1º Respondendo em Voz Alta — episódio #17, Não é difícil calcular a idade de Jesus

Como jornalista, eu estaria descumprindo minhas atribuições profissionais se não colocasse o Respondendo em Voz Alta no primeiro lugar da lista. O conceito é literalmente uma mulher respondendo perguntas que lhe são enviadas por escrito ou por áudio, mas essa descrição passa muito longe de dar conta da genialidade do que DJ Laurinha Lero faz nos 30 e poucos minutos de seu programa — e olha que eu sou pelo fim do adjetivo genial. Entre as várias razões que eu poderia escolher para explicar o quanto é maravilhoso, vou enumerar apenas quatro: 1) Laurinha faz humor universal, mas de uma perspectiva feminina. Isso infelizmente ainda é algo raro, afinal universal é sempre o homem (de preferência branco, hétero e cis); 2) o encadeamento dos assuntos e as transições entre eles são absolutamente harmoniosos. Para quem trabalha com escrita (mas não só), dá muito gosto de ouvir; 3) a sinergia entre a apresentadora e a audiência que envia perguntas é das mais profundas. Claro que provavelmente tem uma boa dose de curadoria nisso, mas é incrível como eles levantam a bola pra ela cortar; 4) e, como disse um amigo meu, é impressionante a replayability dos episódios. Não encontrei tradução adequada do termo para o português, mas é algo como a capacidade de ser ouvido inúmeras vezes sem deixar de se tornar interessante. Pelo contrário. Comecei a acompanhar quando a frequência já estava ali em cerca de um episódio por mês, por isso ouço cada um uma média de cinco vezes, e a maioria vai ficando melhor a cada ouvida. Pra não me delongar mais nesse textão, recomendo aqui o episódio que abre com um monólogo sobre setembro amarelo que pra mim é pura arte. É isso.

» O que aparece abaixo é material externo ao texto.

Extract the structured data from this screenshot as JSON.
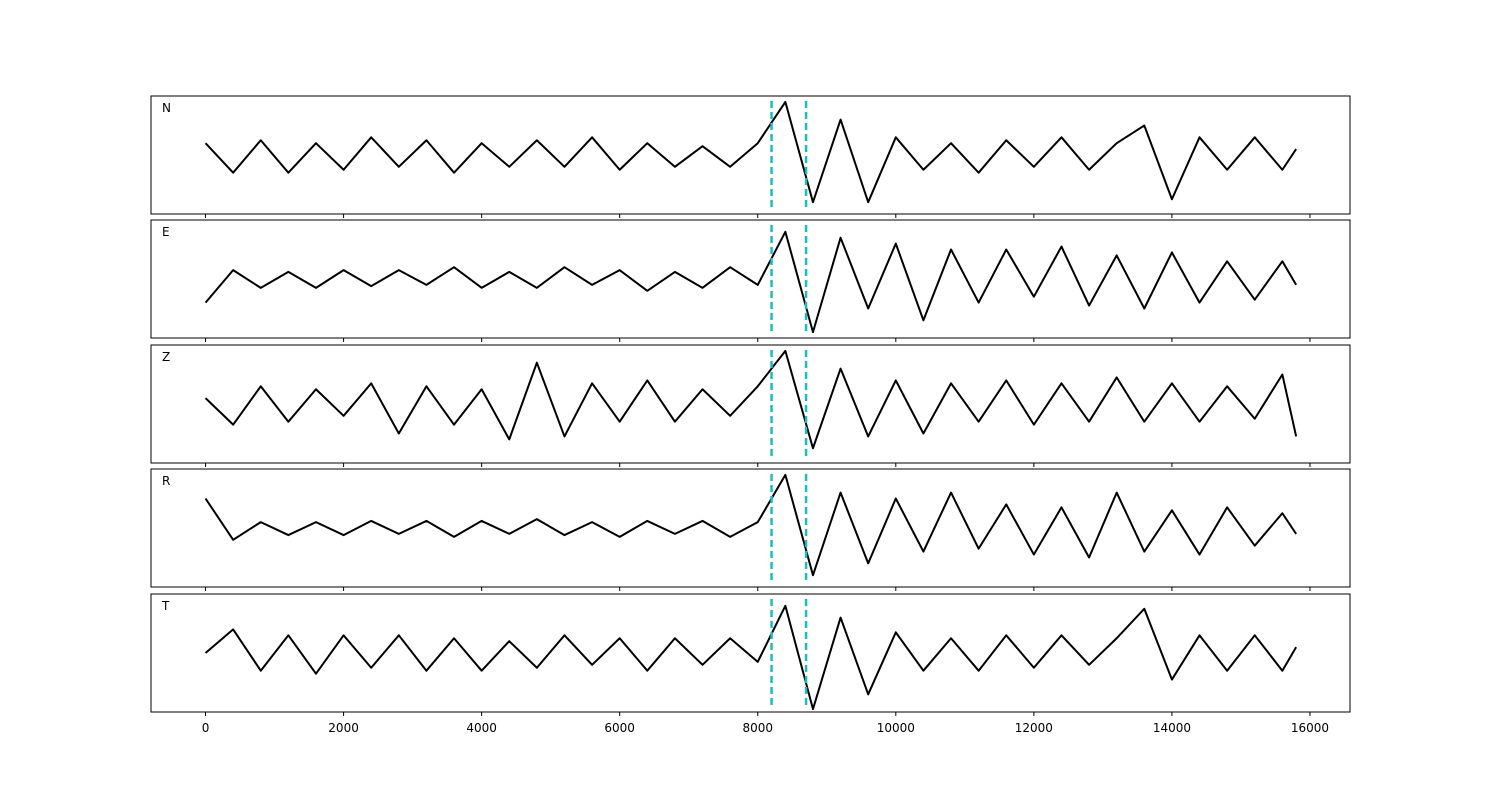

P.S.: Quero só reforçar que esta lista não se pretende representativa de nada a não ser do meu gosto, e dizer que tenho consciência de que muitos outros podcasts dignos nota foram feitos este ano, no Brasil.

P.S. 2: Fazer a lista me fez perceber que ouvi pouca coisa feita fora do eixo Rio-São Paulo e por pessoas não-brancas em 2019. Fica como resolução de ano novo a tarefa de mudar isso. Aceito recomendações!